L'Anci non è un fatto burocratico

È curioso e singolare il silenzio che aleggia attorno al congresso regionale piemontese dell’Anci e, più in generale, attorno al futuro e alla prospettiva di questa gloriosa ed importante Associazione dei comuni. Curiosa e singolare perché capita di rado che una fase congressuale non preveda alcun dibattito, alcun confronto, nessuna tesi attorno alle quali si articola una normale e fisiologica dialettica democratica e libera. Al riguardo, mi chiedo quale sia la "ragione" di fondo che giustifica lo svolgimento di un congresso privo di confronto tra i protagonisti. Certo, tutti conosciamo, almeno così mi hanno spiegato, quali sono i meccanismi che regolano un congresso stranamente silenzioso e sotto traccia. E cioè, ratificare un voto sugli organigrammi deciso da alcuni partiti al di là e al di fuori di qualsiasi confronto democratico. Fuorché qualcuno pensi che celebrare un congresso anonimo dove si eleggono gli organi di una associazione sia segno di grande vitalità democratica e di ricca partecipazione popolare.

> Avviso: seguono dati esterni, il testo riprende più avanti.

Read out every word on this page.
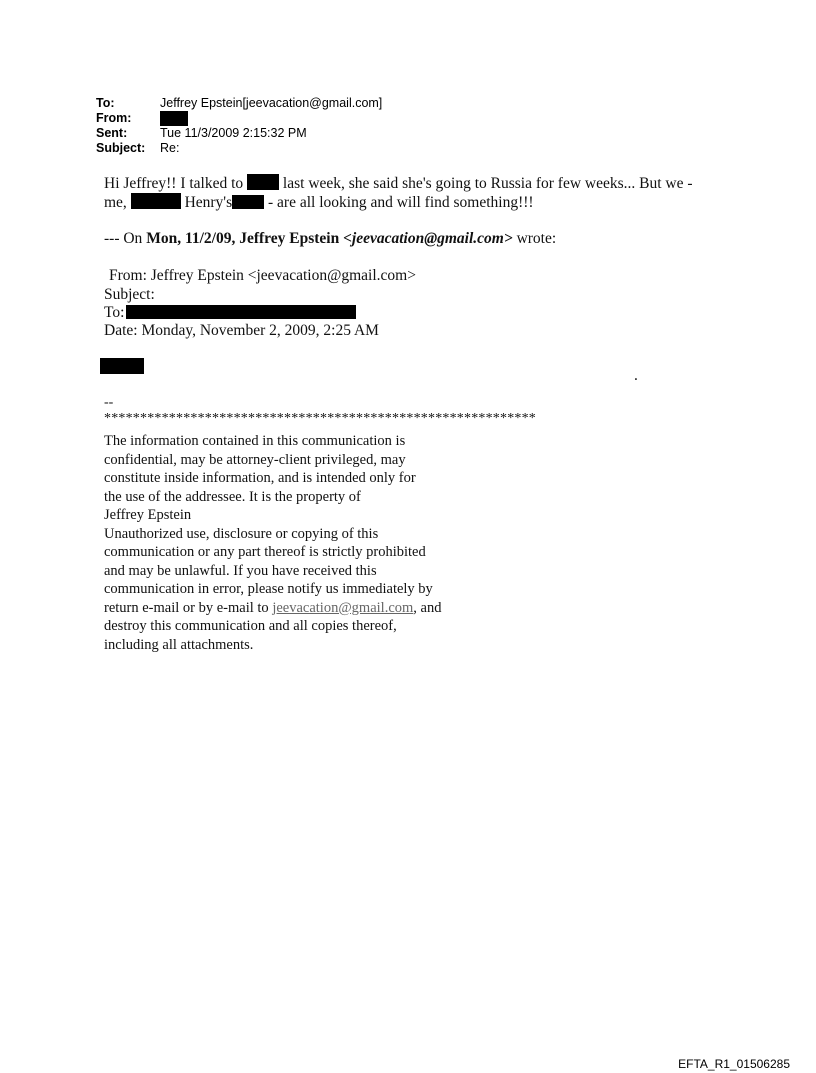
To:	Jeffrey Epstein[jeevacation@gmail.com]
From:
Sent:	Tue 11/3/2009 2:15:32 PM
Subject:	Re:
Hi Jeffrey!! I talked to	last week, she said she's going to Russia for few weeks... But we -
me,	Henry's - are all looking and will find something!!!
--- On Mon, 11/2/09, Jeffrey Epstein <jeevacation@gmail.com> wrote:
From: Jeffrey Epstein <jeevacation@gmail.com>
Subject:
To:
Date: Monday, November 2, 2009, 2:25 AM
.
--
************************************************************
The information contained in this communication is
confidential, may be attorney-client privileged, may
constitute inside information, and is intended only for
the use of the addressee. It is the property of
Jeffrey Epstein
Unauthorized use, disclosure or copying of this
communication or any part thereof is strictly prohibited
and may be unlawful. If you have received this
communication in error, please notify us immediately by
return e-mail or by e-mail to jeevacation@gmail.com, and
destroy this communication and all copies thereof,
including all attachments.
EFTA_R1_01506285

Resta il fatto, però, né secondario e né scontato, che il Piemonte conta una presenza massiccia e significativa di comuni - i cosiddetti “piccoli comuni” - con sindaci che vengono eletti attraverso liste civiche che non sono riconducibili, per ovvie motivazioni, alla dinamica e alle logiche dei partiti. Stupisce, al riguardo, che il tutto passi in cavalleria senza rendersi conto che quel mondo rappresenta una ricchezza territoriale, culturale e politica che non può essere sacrificata sull'altare dei meri equilibri di potere di alcuni partiti.

Del resto, l’obiettivo principale e prioritario dell'Anci, associazione nata nel 1901, è quella di rappresentare e tutelare gli interessi dei Comuni di fronte a Parlamento, Governo, Regioni, gli organi della pubblica amministrazione, gli organismi comunitari, il Comitato delle Regioni e ogni altra istituzione che eserciti funzioni pubbliche di interesse locale. Anche per questi motivi, forse, sarebbe opportuno e anche necessario un impegno diretto del Sindaco di Torino per l'Anci Piemonte. E ciò per l'indubbia importanza della città da un lato e per dare ulteriore prestigio ed autorevolezza alla guida politica dell'Associazione subalpina dall'altro. A prescindere, com'è ovvio, da chi ricopre pro tempore questo incarico. E, accanto a questo dato, ma non meno importante, c'è il capitolo del rilancio concreto del pianeta dei cosiddetti piccoli comuni.

Due condizioni che meriterebbero, almeno a mio parere, un confronto e un dibattito aperto, libero, franco e trasparente tra i sindaci. Ma questo è possibile solo se si apre - o meglio, se si apriva - un dibattito nell'Anci. A livello regionale come a livello nazionale. Ma, per restare al solo Piemonte, di tutto ciò ad oggi non si ha traccia. E, considerato che il cosiddetto congresso regionale si svolge lunedì prossimo a Torino, permane il serio rischio che il tutto si trasformi in un momento puramente burocratico dove la stessa partecipazione degli attori principali si riduce ad un banale ed insignificante applausometro. Il tutto avvolto da un clima burocratico, grigio e protocollare. Ma l’Anci, almeno questa resta la mia opinione, non può diventare un mero segmento dell'apparato pubblico amministrativo. Sarebbe la sua fine politica e, soprattutto, sarebbe anche il tradimento della sua vocazione politica e culturale originaria. Che resta, se lo vogliamo ricordare ancora una volta, la capacità di mettere insieme enti piccoli e grandi, sia del nord che del sud, decidere di mettere insieme le loro esperienze e organizzare, al contempo, una rappresentanza politico/istituzionale non subalterna al potere accentratore dello Stato.

Insomma, anche dal congresso regionale dell’Anci Piemonte sapremo se questa gloriosa Associazione diventa un fatto burocratico, o poco più, o un momento di crescita politica, amministrativa e anche culturale.